Bitwise CEO Hunter Horsley says crypto is moving through a dot-com-style shakeout where fewer projects survive, but the strongest networks may become larger and more durable than early market expectations.
In an X post, Horsley compared today’s crypto market with the internet boom of the 1990s, when hundreds of companies reached $500 million to $1 billion valuations because investors believed almost every internet idea could work. By the early 2000s, that broad optimism had collapsed, leaving a smaller group of companies that had proven value through users, revenue, distribution and execution.
Horsley argued that crypto is now going through a similar transition. Projects that once traded on possibility alone are being forced to show traction, while capital is becoming more selective around networks, products and businesses with measurable demand. His core view is that “the number of winners will shrink,” but those that demonstrate value may operate longer and scale further than many traders expect.
The framing comes from one of the largest crypto asset managers in the U.S., making the dot-com comparison more than a retail-market slogan. Bitwise manages crypto funds and ETFs for investors looking for regulated exposure, so Horsley’s comments land directly inside the institutional debate over whether digital assets are still mostly speculative or now moving into a consolidation phase.
Market Is Moving From Narratives To Proof
The dot-com analogy fits the current crypto split between speculative token launches and infrastructure that is already carrying real activity. Stablecoins, tokenized assets, exchange-traded crypto products, onchain settlement, DeFi collateral, and high-fee blockchains are no longer judged only by whitepapers or roadmaps. They are increasingly measured by volume, revenue, liquidity, integrations, custody structure, and regulatory access.
That shift is visible in tokenization, where real-world asset data has become one of the clearest ways to separate adoption from marketing. Tokenized assets recently crossed $31 billion as productive collateral took center stage, while chain-level RWA inflows have started to show where institutions are actually moving value instead of only announcing pilots.
Stablecoins are another example. Circle’s recent 1 billion USDC mint on Solana showed how dollar liquidity is becoming part of crypto market plumbing for exchanges, payments, DeFi routing and institutional settlement. A large mint is not automatic buying pressure, but it does show that the market’s working-capital layer is still expanding even while token speculation remains uneven.

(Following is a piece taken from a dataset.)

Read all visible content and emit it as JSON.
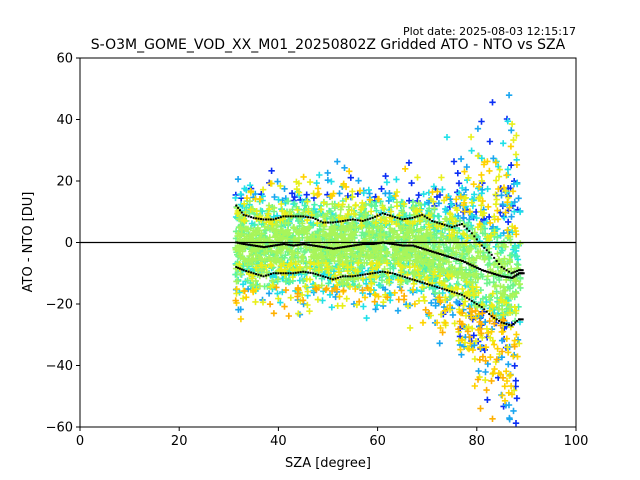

Fewer Winners Could Mean Larger Outcomes
Horsley’s view does not imply that every surviving crypto asset will repeat the path of Amazon or Google. The dot-com comparison cuts both ways because the internet bubble also produced large losses, dead companies and years of investor fatigue before the strongest platforms dominated.
The crypto version of that test is likely to be harsher for projects without real users, fee demand, liquidity, compliance paths, developer activity or defensible infrastructure. A token can trade actively for years without building durable value, but the next phase of institutional allocation is less likely to reward every narrative equally.
The strongest projects may benefit from the opposite effect. If capital concentrates into fewer assets, networks with real settlement demand, deep liquidity, clear revenue, institutional wrappers or hard-to-replace infrastructure could command a larger share of crypto’s long-term value. That is the part of Horsley’s dot-com analogy that keeps the argument bullish even while it sounds selective.
The market is already moving in that direction. ETF flows have become one of the clearest institutional demand gauges, tokenized asset dashboards are tracking where real value settles, and stablecoin issuance is revealing which networks can support active financial activity. Horsley’s comparison puts that shift into a simple frame: crypto may still have too many projects, but the survivors could define a much larger market than the last cycle priced in.